Have Legislators in Austin Noticed?
The Texas Legislature authorized HCTRA with legislation in 1983 (SB 970). HCTRA in 2024 collects massive revenue from the public, diverts toll revenues to general government and gets very little done in terms of construction. Is this what the Texas legislature intended? I don't think so.
Toll roads have become a hot political issue around the state in recent years due to sky-high tolls, excessively punitive penalties and general arrogance of toll road agencies. In May the Dallas Morning News did a comprehensive report of the discontent called Toll Trap (overview, part 1), and an accompanying DMN editorial stated the following in a commentary called "Texas made the wrong decision on toll roads".
The state of Texas has abdicated its responsibility to provide necessary transportation infrastructure in exchange for a vast web of toll roads controlled by a patchwork of powerful, self-interested organizations that often act to the detriment of residents.
That’s our conclusion after reading a yearlong investigation conducted by our newsroom into how Texas built more toll roads than nearly all other states combined over the last two decades, and the alarming consequences for the public.

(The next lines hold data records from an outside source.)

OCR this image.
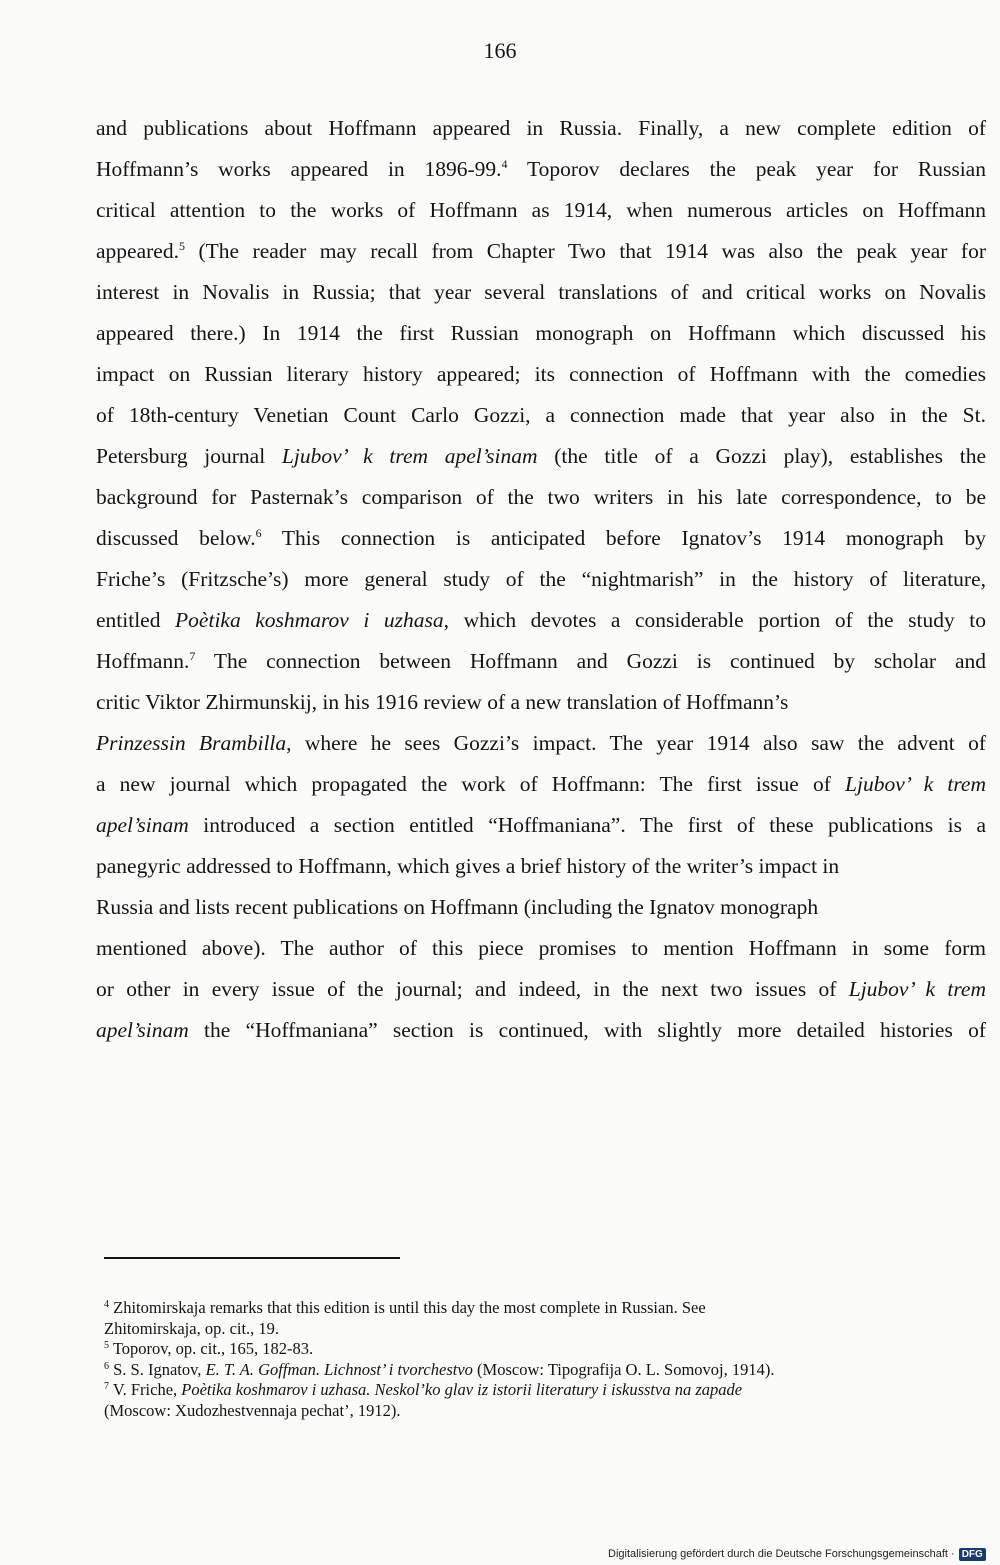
166
and publications about Hoffmann appeared in Russia. Finally, a new complete edition of
Hoffmann’s works appeared in 1896-99.$^4$ Toporov declares the peak year for Russian
critical attention to the works of Hoffmann as 1914, when numerous articles on Hoffmann
appeared.$^5$ (The reader may recall from Chapter Two that 1914 was also the peak year for
interest in Novalis in Russia; that year several translations of and critical works on Novalis
appeared there.) In 1914 the first Russian monograph on Hoffmann which discussed his
impact on Russian literary history appeared; its connection of Hoffmann with the comedies
of 18th-century Venetian Count Carlo Gozzi, a connection made that year also in the St.
Petersburg journal Ljubov’ k trem apel’sinam (the title of a Gozzi play), establishes the
background for Pasternak’s comparison of the two writers in his late correspondence, to be
discussed below.$^6$ This connection is anticipated before Ignatov’s 1914 monograph by
Friche’s (Fritzsche’s) more general study of the “nightmarish” in the history of literature,
entitled Poètika koshmarov i uzhasa, which devotes a considerable portion of the study to
Hoffmann.$^7$ The connection between Hoffmann and Gozzi is continued by scholar and
critic Viktor Zhirmunskij, in his 1916 review of a new translation of Hoffmann’s
Prinzessin Brambilla, where he sees Gozzi’s impact. The year 1914 also saw the advent of
a new journal which propagated the work of Hoffmann: The first issue of Ljubov’ k trem
apel’sinam introduced a section entitled “Hoffmaniana”. The first of these publications is a
panegyric addressed to Hoffmann, which gives a brief history of the writer’s impact in
Russia and lists recent publications on Hoffmann (including the Ignatov monograph
mentioned above). The author of this piece promises to mention Hoffmann in some form
or other in every issue of the journal; and indeed, in the next two issues of Ljubov’ k trem
apel’sinam the “Hoffmaniana” section is continued, with slightly more detailed histories of
$^4$ Zhitomirskaja remarks that this edition is until this day the most complete in Russian. See
Zhitomirskaja, op. cit., 19.
$^5$ Toporov, op. cit., 165, 182-83.
$^6$ S. S. Ignatov, E. T. A. Goffman. Lichnost’ i tvorchestvo (Moscow: Tipografija O. L. Somovoj, 1914).
$^7$ V. Friche, Poètika koshmarov i uzhasa. Neskol’ko glav iz istorii literatury i iskusstva na zapade
(Moscow: Xudozhestvennaja pechat’, 1912).
Digitalisierung gefördert durch die Deutsche Forschungsgemeinschaft · DFG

A subsequent report hinted at the possibility of toll road reform in the 2025 session: "As lawmakers have grappled with how to ease toll expenses on motorists, some say the time is ripe for them to reform Texas’ complex tollway system"
My Preference
The state Legislature gives, and it can also take away. My preference is for the State of Texas to disband HCTRA due to its mismanagement and ineptitude, and take control of toll road system, including assuming its debt. Under state control via TxDOT, diversions of toll revenue to Harris County would stop. Then the system should be managed to be customer-friendly by reducing and eliminating tolls. TxDOT should cancel plans to spend hundreds of millions of dollars to modernize toll collection on older parts of the system which have long paid for themselves. Instead, tolls on the original sections of the Sam Houston Tollway, from the Southwest Freeway to North Freeway, should be entirely eliminated. Surplus toll revenue should go to local projects, including projects currently being planned by HCTRA.
This may be wishful thinking. But it appears that Harris County is attempting to repair its soiled reputation in Austin, possibly to preempt any legislative action. At the November meeting of the Texas Transportation Commission, Harris County Commissioners Tom Ramsey and Leslie Briones spoke to the commission in support of a new era of partnership between TxDOT and HCTRA. HCTRA Executive Director Robert Trevino, whose salary was recently increased to $485,000, was also in attendance. (video, "open comment period" starting at 34:15)
All the the long-planned projects remain on HCTRA's to-do list, and this October 2024 document has schedules for contracts. HCTRA also launched two studies, the Westpark Tollway Capacity Optimization Study and the Harris County Truck Route Study & Freight Corridors Plan. Will HCTRA actually be able to get these jobs done, or just continue its policies of study and delay?
Let's hope something happens to improve HCTRA's performance - either legislative action or mandates from Commissioners Court to get things done. Ideally, we can bring back the pre-2019 HCTRA that got the jobs done quickly and efficiently.